In radikaler Weise vom Ich loszulassen heißt eigentlich genau das, alles abzustreifen, was einen bindet. Bequemlichkeiten, Hochrechnung, was man vielleicht über ein paar Ecken doch noch davon hat, wenn man nun so ein netter und offener Mensch ist (wenigstens gutes Karma) oder so ein Gefühl des über den Dingen Stehens, bei dem einem im Grunde alles egal ist, weil man gelassen und gleichmütig ist oder eben die Selbstsicherheit auf Erfahrungen zurückblicken zu können, die andere nicht haben. Das ist alles schön und gut, solange man sich nicht in diese Dinge verbeißt und eine Identität draus strickt.

Wenn man auch davon loslässt und akzeptiert, dass man keinen Gewinn aus dem zieht und ziehen wird, was man erlebt hat, ist man wirklich angekommen. Es geht einfach immer weiter, wie für jeden anderen Menschen, für jedes fühlende Wesen auch. Wenn man das akzeptieren kann, ist es nicht wichtig, ob man 20.000 Stunden meditiert hat und anders herum kann man auch nach dieser Zeit noch immer subtil anhaften. Doch das Ich zu überwinden, die Freiheit vom Ich in diesem Sinne ist durchaus möglich, wir alle kennen Momente, in denen uns das gelungen ist. Es ist nicht falsch, dazwischen auch wieder ein Ich zu sein, weil wir als dieses unseren Alltag bewältigen, aber wir können uns davon auch wieder lösen, ganz egal was wir tun.

Die Freiheit des Ich besteht darin, sich rational zu entwerfen. Theoretisch ist das nicht leicht zu verstehen, wenngleich in vielen Aspekten kontraintuitiv. Praktisch ist es nicht so schwer, man muss nur einverstanden mit dem sein, was man tut. Die Freiheit vom Ich ist auf der einen Seite radikaler und noch schwerer zu verstehen, im Grunde ist dies eine Praxis, bei der erst im Verlauf derselben das Verständnis durch das Praktizieren entsteht und die rationale Einordnung verfehlt im Grunde immer den Punkt oder bleibt zumindest defizitär.
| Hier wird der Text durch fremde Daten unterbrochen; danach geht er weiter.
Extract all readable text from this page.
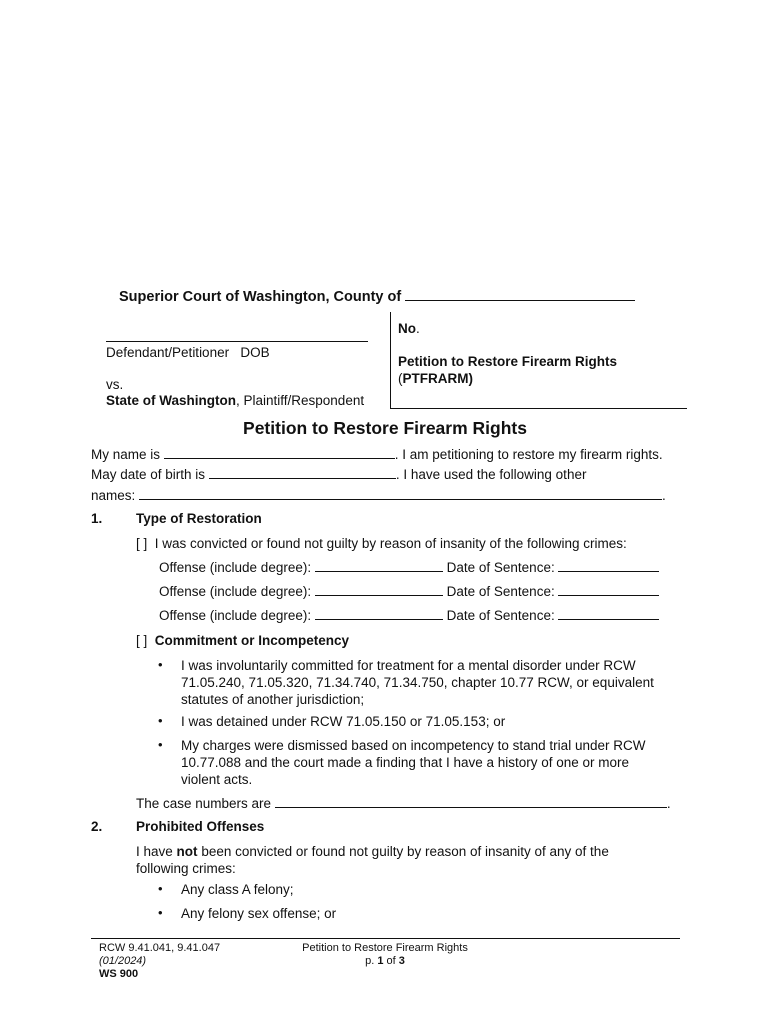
Superior Court of Washington, County of
Defendant/Petitioner DOB
vs.
State of Washington, Plaintiff/Respondent
No.
Petition to Restore Firearm Rights
(PTFRARM)
Petition to Restore Firearm Rights
My name is	. I am petitioning to restore my firearm rights.
May date of birth is	. I have used the following other
names:	.
1. Type of Restoration
[ ] I was convicted or found not guilty by reason of insanity of the following crimes:
Offense (include degree):	Date of Sentence:
Offense (include degree):	Date of Sentence:
Offense (include degree):	Date of Sentence:
[ ] Commitment or Incompetency
• I was involuntarily committed for treatment for a mental disorder under RCW 71.05.240, 71.05.320, 71.34.740, 71.34.750, chapter 10.77 RCW, or equivalent statutes of another jurisdiction;
• I was detained under RCW 71.05.150 or 71.05.153; or
• My charges were dismissed based on incompetency to stand trial under RCW 10.77.088 and the court made a finding that I have a history of one or more violent acts.
The case numbers are	.
2. Prohibited Offenses
I have not been convicted or found not guilty by reason of insanity of any of the following crimes:
• Any class A felony;
• Any felony sex offense; or
RCW 9.41.041, 9.41.047
(01/2024)
WS 900
Petition to Restore Firearm Rights
p. 1 of 3
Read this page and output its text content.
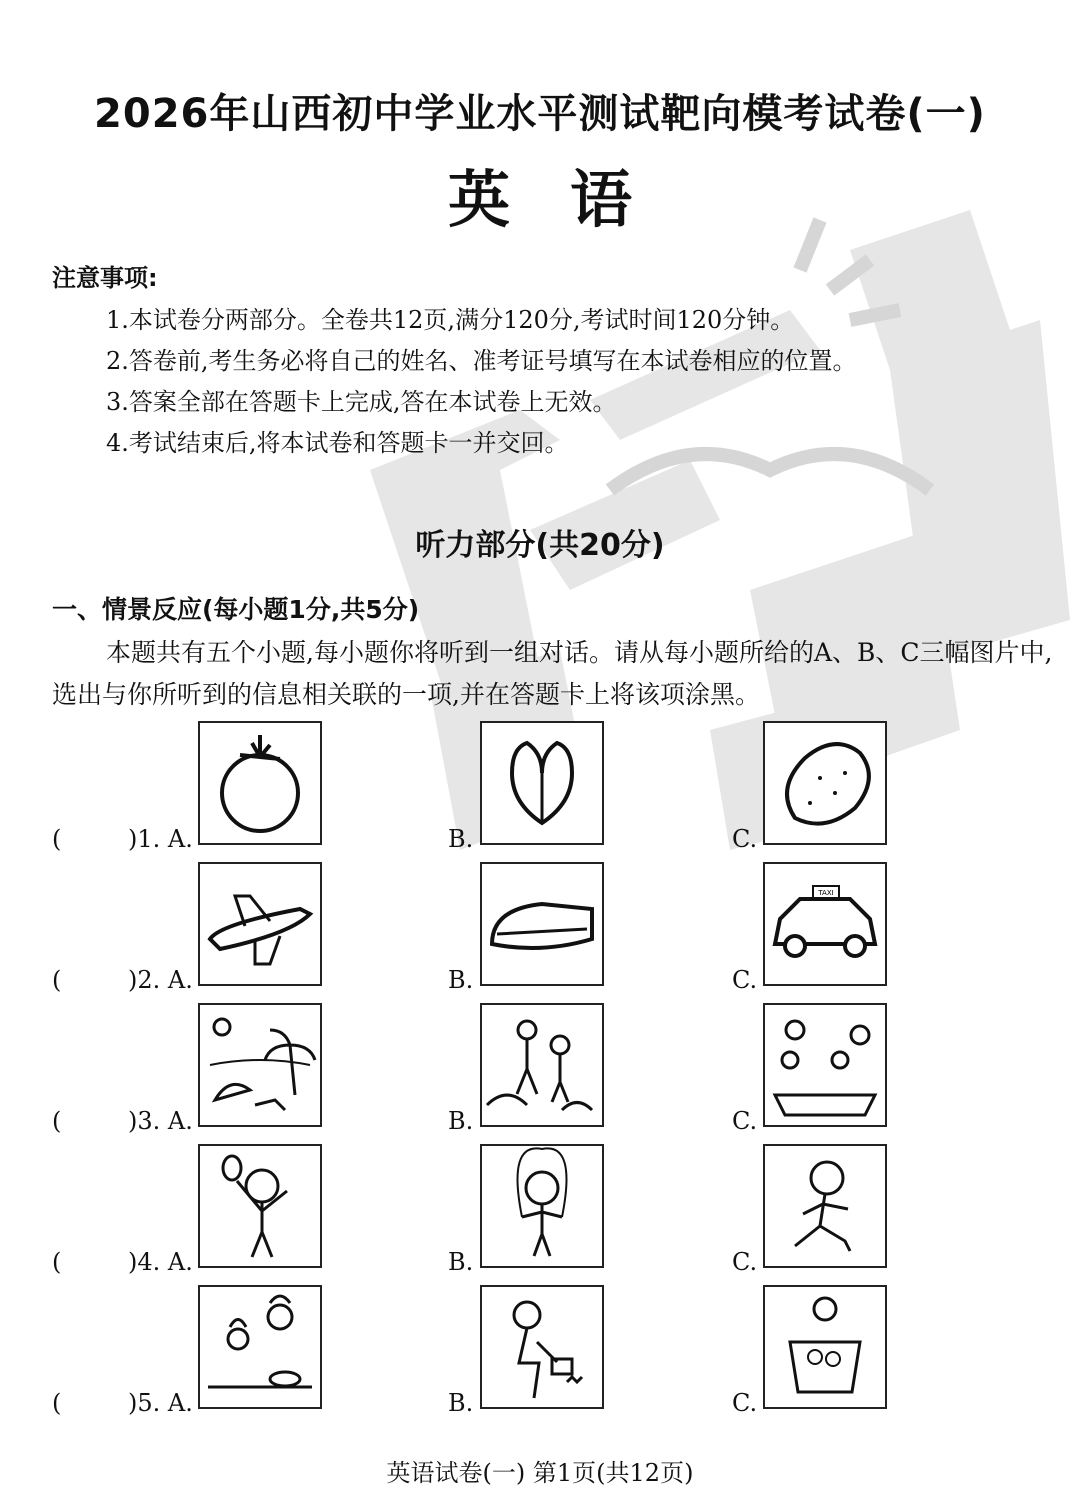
2026年山西初中学业水平测试靶向模考试卷(一)
英语
注意事项:
1.本试卷分两部分。全卷共12页,满分120分,考试时间120分钟。
2.答卷前,考生务必将自己的姓名、准考证号填写在本试卷相应的位置。
3.答案全部在答题卡上完成,答在本试卷上无效。
4.考试结束后,将本试卷和答题卡一并交回。
听力部分(共20分)
一、情景反应(每小题1分,共5分)
本题共有五个小题,每小题你将听到一组对话。请从每小题所给的A、B、C三幅图片中,选出与你所听到的信息相关联的一项,并在答题卡上将该项涂黑。
(	)1. A.	B.	C.
(	)2. A.	B.	C.
TAXI
(	)3. A.	B.	C.
(	)4. A.	B.	C.
(	)5. A.	B.	C.
英语试卷(一) 第1页(共12页)
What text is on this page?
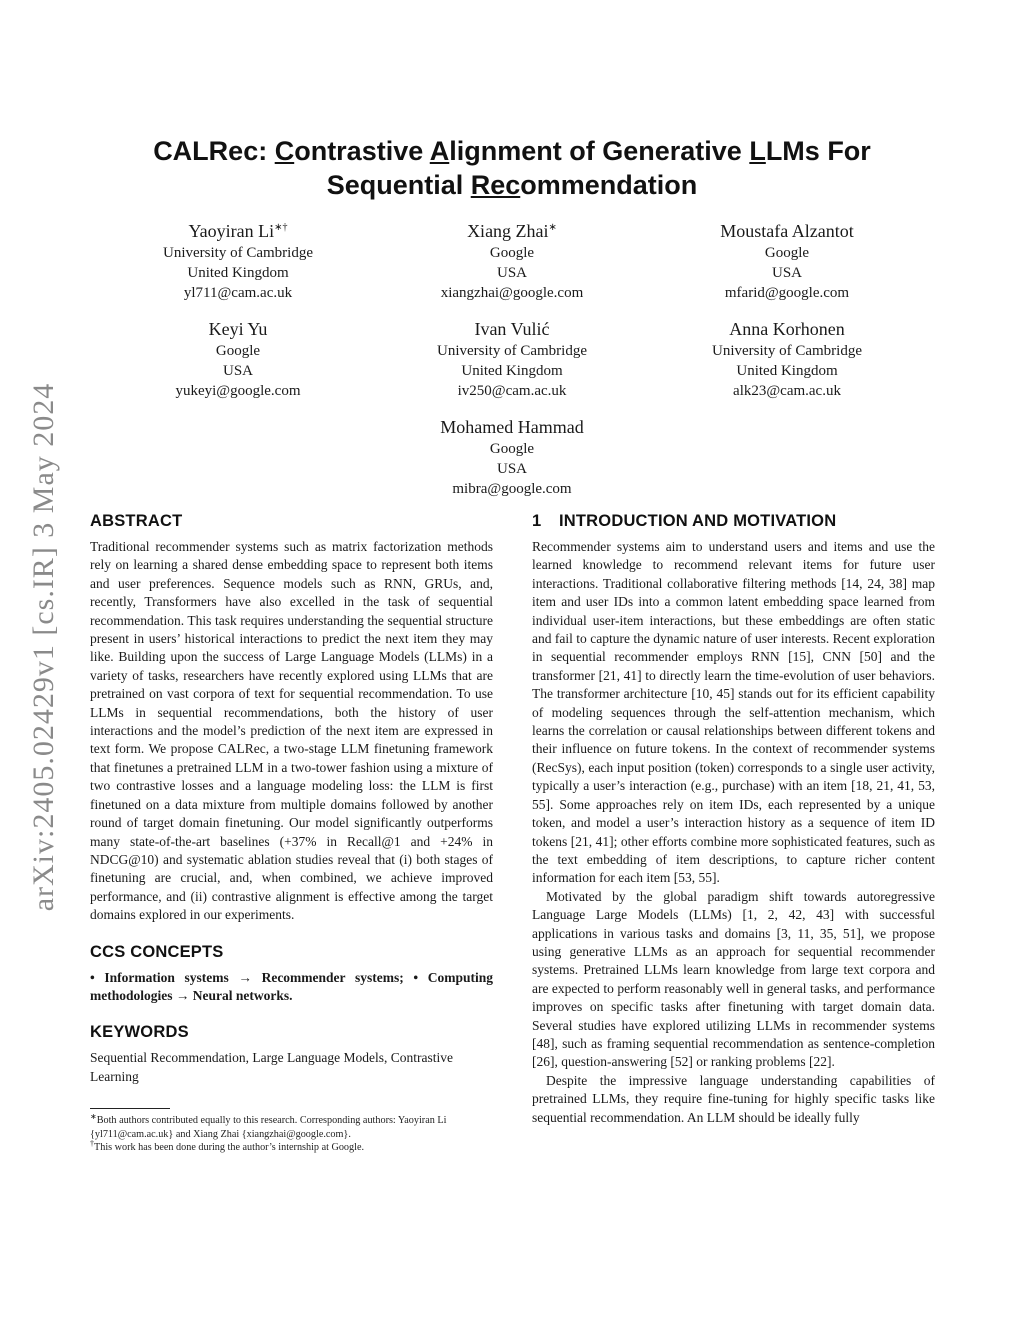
arXiv:2405.02429v1 [cs.IR] 3 May 2024
CALRec: Contrastive Alignment of Generative LLMs For
Sequential Recommendation
Yaoyiran Li∗†
University of Cambridge
United Kingdom
yl711@cam.ac.uk
Xiang Zhai∗
Google
USA
xiangzhai@google.com
Moustafa Alzantot
Google
USA
mfarid@google.com
Keyi Yu
Google
USA
yukeyi@google.com
Ivan Vulić
University of Cambridge
United Kingdom
iv250@cam.ac.uk
Anna Korhonen
University of Cambridge
United Kingdom
alk23@cam.ac.uk
Mohamed Hammad
Google
USA
mibra@google.com
ABSTRACT

Traditional recommender systems such as matrix factorization methods rely on learning a shared dense embedding space to represent both items and user preferences. Sequence models such as RNN, GRUs, and, recently, Transformers have also excelled in the task of sequential recommendation. This task requires understanding the sequential structure present in users’ historical interactions to predict the next item they may like. Building upon the success of Large Language Models (LLMs) in a variety of tasks, researchers have recently explored using LLMs that are pretrained on vast corpora of text for sequential recommendation. To use LLMs in sequential recommendations, both the history of user interactions and the model’s prediction of the next item are expressed in text form. We propose CALRec, a two-stage LLM finetuning framework that finetunes a pretrained LLM in a two-tower fashion using a mixture of two contrastive losses and a language modeling loss: the LLM is first finetuned on a data mixture from multiple domains followed by another round of target domain finetuning. Our model significantly outperforms many state-of-the-art baselines (+37% in Recall@1 and +24% in NDCG@10) and systematic ablation studies reveal that (i) both stages of finetuning are crucial, and, when combined, we achieve improved performance, and (ii) contrastive alignment is effective among the target domains explored in our experiments.

CCS CONCEPTS

• Information systems → Recommender systems; • Computing methodologies → Neural networks.

KEYWORDS

Sequential Recommendation, Large Language Models, Contrastive Learning

∗Both authors contributed equally to this research. Corresponding authors: Yaoyiran Li {yl711@cam.ac.uk} and Xiang Zhai {xiangzhai@google.com}.

†This work has been done during the author’s internship at Google.

1 INTRODUCTION AND MOTIVATION

Recommender systems aim to understand users and items and use the learned knowledge to recommend relevant items for future user interactions. Traditional collaborative filtering methods [14, 24, 38] map item and user IDs into a common latent embedding space learned from individual user-item interactions, but these embeddings are often static and fail to capture the dynamic nature of user interests. Recent exploration in sequential recommender employs RNN [15], CNN [50] and the transformer [21, 41] to directly learn the time-evolution of user behaviors. The transformer architecture [10, 45] stands out for its efficient capability of modeling sequences through the self-attention mechanism, which learns the correlation or causal relationships between different tokens and their influence on future tokens. In the context of recommender systems (RecSys), each input position (token) corresponds to a single user activity, typically a user’s interaction (e.g., purchase) with an item [18, 21, 41, 53, 55]. Some approaches rely on item IDs, each represented by a unique token, and model a user’s interaction history as a sequence of item ID tokens [21, 41]; other efforts combine more sophisticated features, such as the text embedding of item descriptions, to capture richer content information for each item [53, 55].

Motivated by the global paradigm shift towards autoregressive Language Large Models (LLMs) [1, 2, 42, 43] with successful applications in various tasks and domains [3, 11, 35, 51], we propose using generative LLMs as an approach for sequential recommender systems. Pretrained LLMs learn knowledge from large text corpora and are expected to perform reasonably well in general tasks, and performance improves on specific tasks after finetuning with target domain data. Several studies have explored utilizing LLMs in recommender systems [48], such as framing sequential recommendation as sentence-completion [26], question-answering [52] or ranking problems [22].

Despite the impressive language understanding capabilities of pretrained LLMs, they require fine-tuning for highly specific tasks like sequential recommendation. An LLM should be ideally fully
Praktisch ist es jedoch fast noch einfacher in den Zustand der Selbstvergessenheit zu gelangen. Man darf nur nicht der Versuchung erliegen, diesen festhalten zu wollen. Dies zu verstehen, aber dennoch zu tun, ist die Funktion des Ich, doch niemand hindert uns daran, von ihm immer wieder loszulassen. Die Möglichkeit im Moment und bei dem, was man tut anzukommen, ist in jedem Moment gegeben. Diese Freiheit kann uns niemand nehmen.